MacIver News Service | February 26, 2016[Madison, Wisc…] “Continuing Government Reform” was Gov. Scott Walker’s topic in this week’s radio address. One of those reforms, highlighted in a recent press release, includes new fraud prevention measures at the Department of Revenue (DOR) which have protected taxpayers $58 million in fraud last tax season.
According to the press release, savings from preventing tax fraud have increased each year since Walker took office. As the graph below shows, those savings jumped after Walker’s first year as governor. Total savings in the first five years of the Walker administration are approximately $192 million. This is an increase of over 170 percent from the last five years of the Doyle administration.
Perpetrators of tax fraud most commonly use identity theft and fraudulent tax returns to make money. The DOR’s recent safeguards to prevent these sources of tax fraud start by protecting taxpayer information from being stolen. Anti-fraud measures include sending taxpayers identification questions, the use of a PIN number, and, when necessary, the requirement to send the DOR identifying documents. These safeguards are further secured since they are accessible online only after receiving a letter from the DOR.
Many of the MacIver Institute’s stories covering this past legislative session show that these DOR reforms are, indeed, part of a trend that reveals a guiding principle of the legislature and administration’s reforms: eliminate fraud and waste. One such piece of legislation the MacIver Institute covered late last year would reduce fraud in numerous public benefit programs.
A December 2014 audit of disbursed unemployment insurance benefits discovered that $86.3 million was paid for fraudulent claims. In response, Rep. Samantha Kerkman (R-Salem) introduced Assembly Bill 212 (AB 212), a bill which would ban a person for seven years if it was proven that they intentionally defrauded the system to receive benefits. That bill passed the Assembly in December, but has not been passed by the Senate.

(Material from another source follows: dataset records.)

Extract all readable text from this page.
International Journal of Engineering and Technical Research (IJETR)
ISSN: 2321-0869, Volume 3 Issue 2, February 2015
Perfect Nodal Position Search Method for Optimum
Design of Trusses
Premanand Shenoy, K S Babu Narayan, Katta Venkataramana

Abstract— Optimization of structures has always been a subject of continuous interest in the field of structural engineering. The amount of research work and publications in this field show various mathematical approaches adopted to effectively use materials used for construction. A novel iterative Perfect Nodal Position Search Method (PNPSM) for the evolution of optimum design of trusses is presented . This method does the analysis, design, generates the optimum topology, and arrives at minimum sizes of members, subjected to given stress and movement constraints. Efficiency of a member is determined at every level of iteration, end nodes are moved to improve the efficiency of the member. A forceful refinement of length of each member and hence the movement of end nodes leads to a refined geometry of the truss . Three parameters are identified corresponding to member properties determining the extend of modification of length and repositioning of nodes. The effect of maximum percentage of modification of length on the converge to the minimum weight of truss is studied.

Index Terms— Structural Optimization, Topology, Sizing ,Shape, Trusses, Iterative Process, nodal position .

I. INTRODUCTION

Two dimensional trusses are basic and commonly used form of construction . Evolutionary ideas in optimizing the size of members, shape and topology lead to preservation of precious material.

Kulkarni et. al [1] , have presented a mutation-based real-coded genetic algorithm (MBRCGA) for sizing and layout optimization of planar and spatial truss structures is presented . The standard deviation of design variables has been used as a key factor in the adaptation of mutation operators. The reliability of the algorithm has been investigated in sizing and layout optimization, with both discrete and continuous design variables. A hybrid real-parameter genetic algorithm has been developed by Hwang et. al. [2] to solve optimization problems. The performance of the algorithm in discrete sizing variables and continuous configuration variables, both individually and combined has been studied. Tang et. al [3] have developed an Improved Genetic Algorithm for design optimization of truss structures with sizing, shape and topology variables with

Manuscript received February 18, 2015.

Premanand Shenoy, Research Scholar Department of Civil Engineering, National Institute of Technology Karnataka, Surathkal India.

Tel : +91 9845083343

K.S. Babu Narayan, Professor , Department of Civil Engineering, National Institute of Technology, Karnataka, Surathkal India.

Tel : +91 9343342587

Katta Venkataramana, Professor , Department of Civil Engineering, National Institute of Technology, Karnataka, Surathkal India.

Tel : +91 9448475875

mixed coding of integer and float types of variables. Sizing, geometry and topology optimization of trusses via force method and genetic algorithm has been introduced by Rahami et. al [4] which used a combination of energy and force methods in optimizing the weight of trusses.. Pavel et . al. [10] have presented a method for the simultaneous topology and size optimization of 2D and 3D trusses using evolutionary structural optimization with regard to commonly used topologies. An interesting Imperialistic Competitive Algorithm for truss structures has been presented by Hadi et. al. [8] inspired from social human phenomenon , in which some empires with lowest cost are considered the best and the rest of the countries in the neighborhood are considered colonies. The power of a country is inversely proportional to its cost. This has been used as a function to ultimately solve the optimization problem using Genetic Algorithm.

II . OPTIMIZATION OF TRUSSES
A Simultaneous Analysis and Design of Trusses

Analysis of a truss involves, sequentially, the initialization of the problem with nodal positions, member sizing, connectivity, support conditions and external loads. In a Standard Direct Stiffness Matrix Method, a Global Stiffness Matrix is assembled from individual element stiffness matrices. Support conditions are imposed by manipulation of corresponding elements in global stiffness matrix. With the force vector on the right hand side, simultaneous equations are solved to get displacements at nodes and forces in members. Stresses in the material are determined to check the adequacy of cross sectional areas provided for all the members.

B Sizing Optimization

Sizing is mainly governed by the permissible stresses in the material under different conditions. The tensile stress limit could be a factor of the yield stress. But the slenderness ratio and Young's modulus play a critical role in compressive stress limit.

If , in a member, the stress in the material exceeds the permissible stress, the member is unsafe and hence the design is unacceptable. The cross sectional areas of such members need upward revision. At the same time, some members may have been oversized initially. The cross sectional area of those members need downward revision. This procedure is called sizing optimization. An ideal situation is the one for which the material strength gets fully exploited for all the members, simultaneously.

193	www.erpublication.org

The FoodShare program also was considered for reform after legislators revealed that the program lost $11 million in fraud in fiscal year 2014. One of the reforms that received some public attention and debate was that people must meet certain work requirements to receive benefits. On the merit of the legislation’s work requirements, MacIver’s own Ola Lisowski would join the debate with her Milwaukee Journal Sentinel op-ed supporting the requirements.
However, since Wisconsin’s Foodshare program is administered at the federal level and is paid for by federal as well as state dollars, the federal regulations make it difficult for state legislators to change the rules surrounding the program. In the case of both Assembly Bill 222 (AB 222) and Assembly Bill 200 (AB 200), state legislators had initially planned to apply for waivers from the federal Department of Health Services (DHS) to allow them to change rules at the state level.
Perhaps because of the difficulty and uncertain outcome of asking the Obama administration for permission to reform the program, legislators heavily amended the bills. Wisconsin will no longer need to ask the federal government for the waivers since the potentially conflicting portions of the reforms have been removed. However, the result is that though both bills would pass the Assembly, they have been watered down significantly. Neither bill has passed the Senate, which plans to end its session on March 15.